Ian and Barbara Pollard set about transforming the 5 acre, and opened the gardens to the public in 1996. They achieved fame not only for the magnificent garden but also for their love of naturism and gardening without clothes, thus they became known as the Naked Gardeners. The garden design of Ian Pollard had two distinct parts. In the front of the house, on a flat area of two acres, he established a series of formal 'garden rooms', demarcated by box and yew hedges, with topiary, herbaceous borders and trained apples and pears. Hedges traced the outline of the abbey's Lady Chapel which extended into this part of the garden in the Middle Ages. At the back of the house Pollard created a terraced woodland garden on the steep natural hillside and a river garden, with a viewing mound, on the site of the monastic fish-ponds. Ian Pollard died in March 2019.

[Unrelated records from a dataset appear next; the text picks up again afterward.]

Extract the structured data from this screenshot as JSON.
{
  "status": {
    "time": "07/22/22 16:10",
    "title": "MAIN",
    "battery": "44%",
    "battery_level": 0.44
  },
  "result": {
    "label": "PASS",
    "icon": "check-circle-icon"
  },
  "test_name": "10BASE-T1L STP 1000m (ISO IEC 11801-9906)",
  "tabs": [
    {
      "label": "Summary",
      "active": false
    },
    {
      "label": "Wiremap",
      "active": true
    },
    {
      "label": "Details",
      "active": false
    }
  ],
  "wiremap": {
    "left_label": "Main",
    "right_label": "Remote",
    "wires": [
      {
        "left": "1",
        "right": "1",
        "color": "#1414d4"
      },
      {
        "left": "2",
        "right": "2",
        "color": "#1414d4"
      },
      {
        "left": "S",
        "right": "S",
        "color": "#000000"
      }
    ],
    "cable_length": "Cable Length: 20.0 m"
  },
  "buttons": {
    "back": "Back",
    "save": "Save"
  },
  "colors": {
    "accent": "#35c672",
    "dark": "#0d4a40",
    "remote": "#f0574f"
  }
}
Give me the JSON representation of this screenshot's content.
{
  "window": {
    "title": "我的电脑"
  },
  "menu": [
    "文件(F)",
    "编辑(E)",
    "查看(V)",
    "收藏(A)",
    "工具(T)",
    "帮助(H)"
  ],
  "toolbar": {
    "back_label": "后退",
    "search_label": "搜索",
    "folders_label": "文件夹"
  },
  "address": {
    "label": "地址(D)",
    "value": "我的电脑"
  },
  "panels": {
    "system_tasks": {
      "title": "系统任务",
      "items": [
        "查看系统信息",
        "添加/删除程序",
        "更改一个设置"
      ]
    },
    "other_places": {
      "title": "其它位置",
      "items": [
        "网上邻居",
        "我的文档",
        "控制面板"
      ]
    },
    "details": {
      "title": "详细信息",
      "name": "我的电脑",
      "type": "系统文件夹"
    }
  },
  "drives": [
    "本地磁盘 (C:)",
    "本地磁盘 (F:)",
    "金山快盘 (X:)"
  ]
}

== The Hanks connection and Abbey House Manor ==
In November 2021 Barbara Pollard sold Abbey House to Whit and Kim Hanks, who in March of that year had bought the nearby Old Bell Hotel. The couple had been regular visitors to the area for many years because Whit's family history research identified the town as the ancestral home of his paternal family. Before the 20th century, Hanks was a common name in the town, and a Mark Pleydell Hanks was living at Abbey House in 1841. By purchasing both the Old Bell and Abbey House, Whit and Kim Hanks had brought back into single ownership the two most prominent properties that belonged to the historic manor of Malmesbury before the break-up of the manor in 1896. In view of this association they renamed Abbey House as Abbey House Manor.

== Plans for the future ==
The ambition of Whit and Kim Hanks over the period 2022–2024 is "to lovingly restore the house into a luxury hotel subject to receiving permissions". They also intend to restore and enhance Abbey House Manor gardens. In 2022, Freya Langford of the firm Graduate Gardeners was retained as head gardener, with a remit to manage the improvement and maintenance of the gardens. Langford had worked previously on the BBC TV programme Gardeners' World. During the 2022 summer season the gardens were opened to the public six times, from May to October on the second Saturday of each month, and the proceeds from the sale of tickets were given to Malmesbury Carnival for distribution to local charities. The intention was to explain to visitors the key features of the garden and the progress towards the goal of restoration and enhancement.